Morrow further adds that the current interest rate environment actually benefits alternative lenders in the aviation space:

Today’s interest rate environment is certainly creating a lot of dislocation and uncertainty in this market,” she says. “There is also the disconnect between the movement in interest rates and the expectations on the aircraft trading side and lease rates. I do think this will be favourable to alternative lenders as the more traditional lenders move to other markets in this interest rate environment.”

Margins on secured debt are rising, albeit slowly due to the still competitive environment, but higher interest rates are also causing a higher cost of funds eliminating gains for lenders. Although price is still a major factor for borrowers awarding mandates, volatility in many funding markets is placing more importance on other factors – namely certainty of execution.

For Morrow, borrowers will decide on which debt products for aircraft financing by the lowest price, but she adds that “there are other considerations that might now carry more weight given the current state of play, for example, execution risk, term, repayment profile, and refinancing risk”.

Morrow reports that clients are most concerned by the higher cost of borrowing but also the fact that asset values have not yet adjusted to the current market conditions, with secondary aircraft trades still being priced based on past conditions with sellers holding on to now unrealistic expectations. She says: “There is an imbalance of the speed of movement in the debt market adjusting to the new environment versus the speed on the equity/trading side”.

The lack of equity investor interest in the aviation securitisation market has been well documented over the past year, with yields too high to make the numbers work for leasing companies.

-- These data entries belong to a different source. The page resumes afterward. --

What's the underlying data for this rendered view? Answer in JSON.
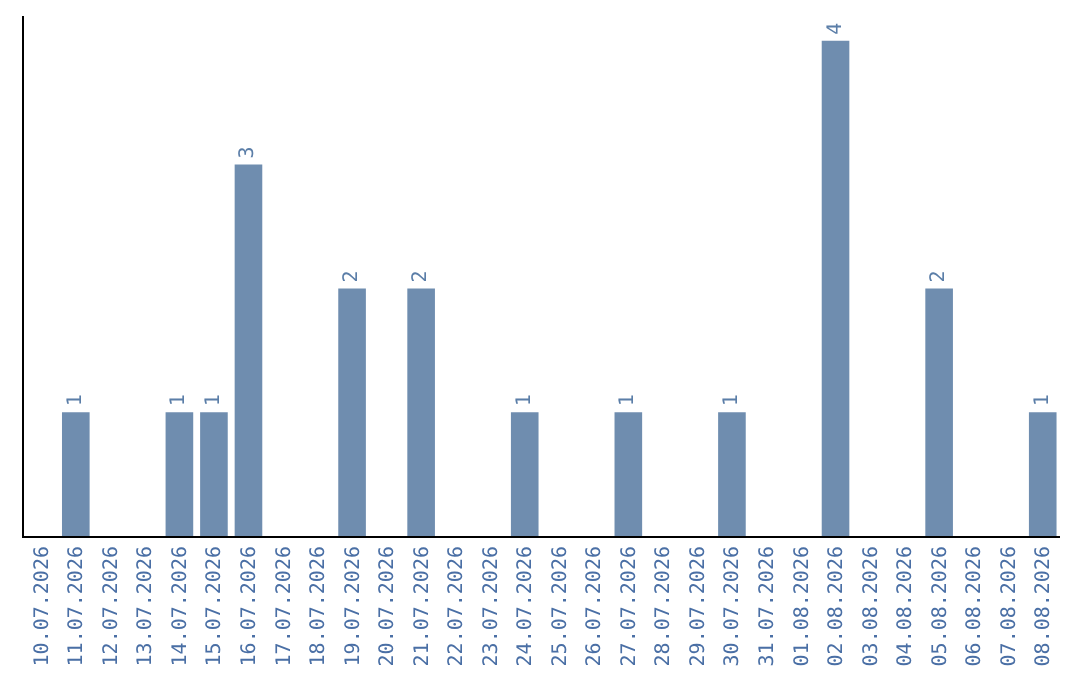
{
  "chart_data": {
    "type": "bar",
    "categories": [
      "10.07.2026",
      "11.07.2026",
      "12.07.2026",
      "13.07.2026",
      "14.07.2026",
      "15.07.2026",
      "16.07.2026",
      "17.07.2026",
      "18.07.2026",
      "19.07.2026",
      "20.07.2026",
      "21.07.2026",
      "22.07.2026",
      "23.07.2026",
      "24.07.2026",
      "25.07.2026",
      "26.07.2026",
      "27.07.2026",
      "28.07.2026",
      "29.07.2026",
      "30.07.2026",
      "31.07.2026",
      "01.08.2026",
      "02.08.2026",
      "03.08.2026",
      "04.08.2026",
      "05.08.2026",
      "06.08.2026",
      "07.08.2026",
      "08.08.2026"
    ],
    "values": [
      0,
      1,
      0,
      0,
      1,
      1,
      3,
      0,
      0,
      2,
      0,
      2,
      0,
      0,
      1,
      0,
      0,
      1,
      0,
      0,
      1,
      0,
      0,
      4,
      0,
      0,
      2,
      0,
      0,
      1
    ],
    "value_labels": [
      null,
      "1",
      null,
      null,
      "1",
      "1",
      "3",
      null,
      null,
      "2",
      null,
      "2",
      null,
      null,
      "1",
      null,
      null,
      "1",
      null,
      null,
      "1",
      null,
      null,
      "4",
      null,
      null,
      "2",
      null,
      null,
      "1"
    ],
    "color": "#6f8daf",
    "ylim": [
      0,
      4.2
    ],
    "tick_labels": "x",
    "grid": false,
    "legend": false
  }
}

With assets to finance, lessors have been relying on warehouse products to fund aircraft purchases and trades but further alternatives may be required if the ABS market remains closed to aviation assets for a longer period.

Morrow sees this interruption in the securitisation market as a “real opportunity for the alternative lenders and commercial banks who can keep the risk on their books”, which she adds is the main alternative now for borrowers that were typically funding through the capital markets.

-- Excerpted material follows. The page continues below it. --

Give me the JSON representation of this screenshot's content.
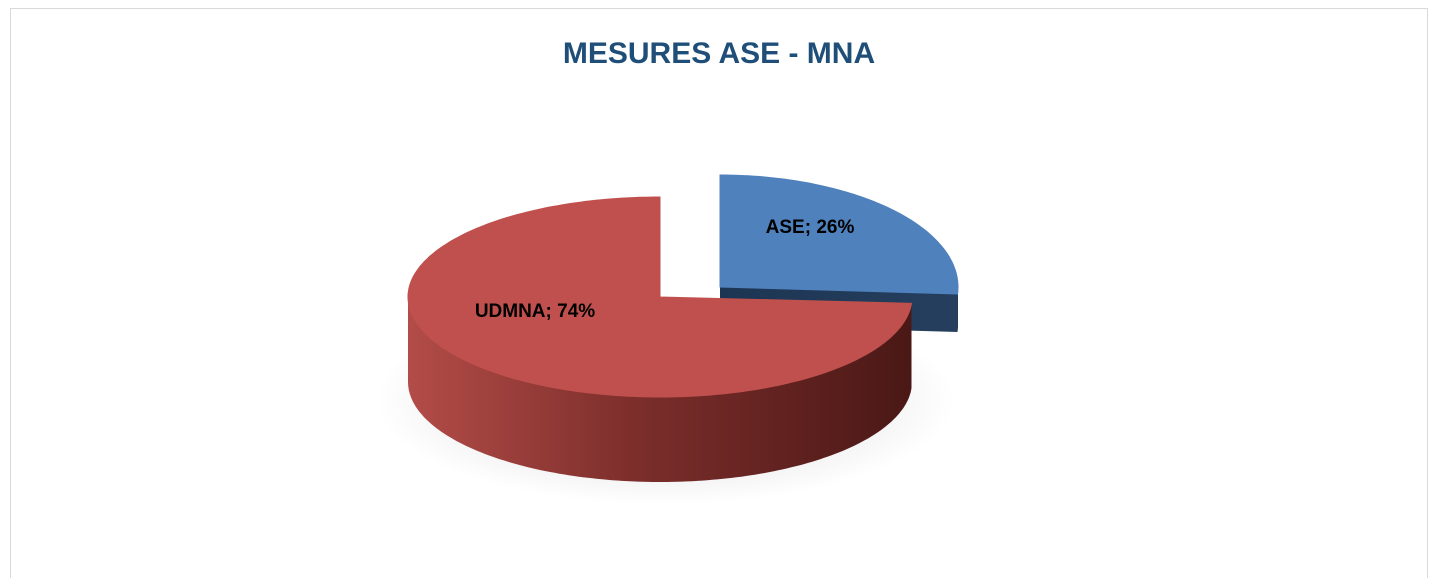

Greg Conlon, CEO, High Ridge Aviation

Morrow agrees that there is appetite in the market for lenders to underwrite medium-term term loans as term-out alternatives to ABS transactions but the size of the deals may prove to be a stumbling block.

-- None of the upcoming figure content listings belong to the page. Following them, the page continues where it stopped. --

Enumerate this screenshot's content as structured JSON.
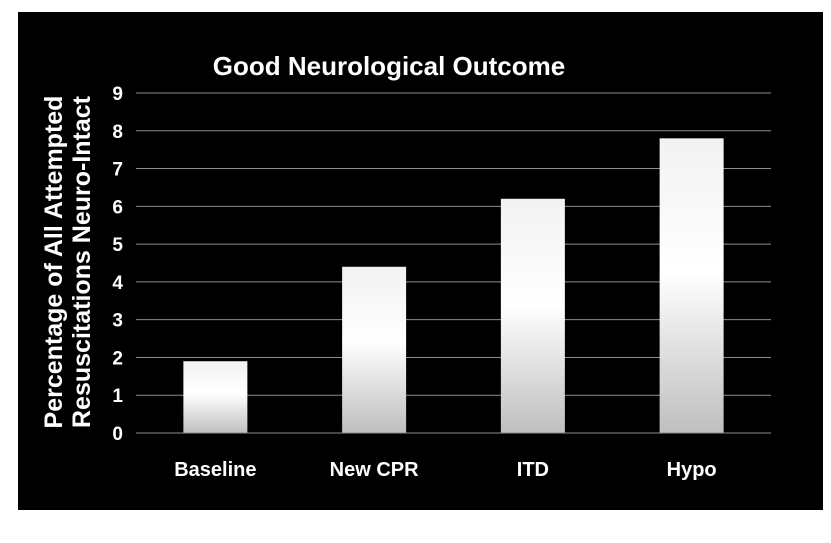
{
  "chart_data": {
    "type": "bar",
    "title": "Good Neurological Outcome",
    "ylabel_lines": [
      "Percentage of All Attempted",
      "Resuscitations Neuro-Intact"
    ],
    "xlabel": "",
    "categories": [
      "Baseline",
      "New CPR",
      "ITD",
      "Hypo"
    ],
    "values": [
      1.9,
      4.4,
      6.2,
      7.8
    ],
    "ylim": [
      0,
      9
    ],
    "yticks": [
      "0",
      "1",
      "2",
      "3",
      "4",
      "5",
      "6",
      "7",
      "8",
      "9"
    ],
    "grid": true,
    "legend": "none",
    "colors": {
      "background": "#000000",
      "text": "#ffffff",
      "bar_top": "#f2f2f2",
      "bar_mid": "#ffffff",
      "bar_bottom": "#bfbfbf",
      "grid": "#8c8c8c"
    }
  }
}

I believe the appetite is there, but it will be interesting to see how it plays out,” she says. “These won’t be small financings so that will limit the number of players. However, there’s a number of very nice, well diversified portfolios that will garner a lot of interest from the market.”

New companies are often launched during times of market dislocation due to the abundance of opportunities as existing players become weighed down by distressed books and others exit the market. However, the macroeconomic and geopolitical environment is as challenging as it has ever been. As a new lending platform, LR AirFinance is seeing to capitalise on those opportunities despite the volatile situation.

Morrow believes now is the best and most interesting time to be in the aviation market.

There are still a lot of events that haven’t played out fully, such as the COVID-19 pandemic, the war in Ukraine, delivery delays, and now high interest rates and inflation and the risk of a potential recession,” she says. “This industry is very resilient and continues to attract capital, and it is these events that also create opportunity, so will be fun to see how it all plays out.”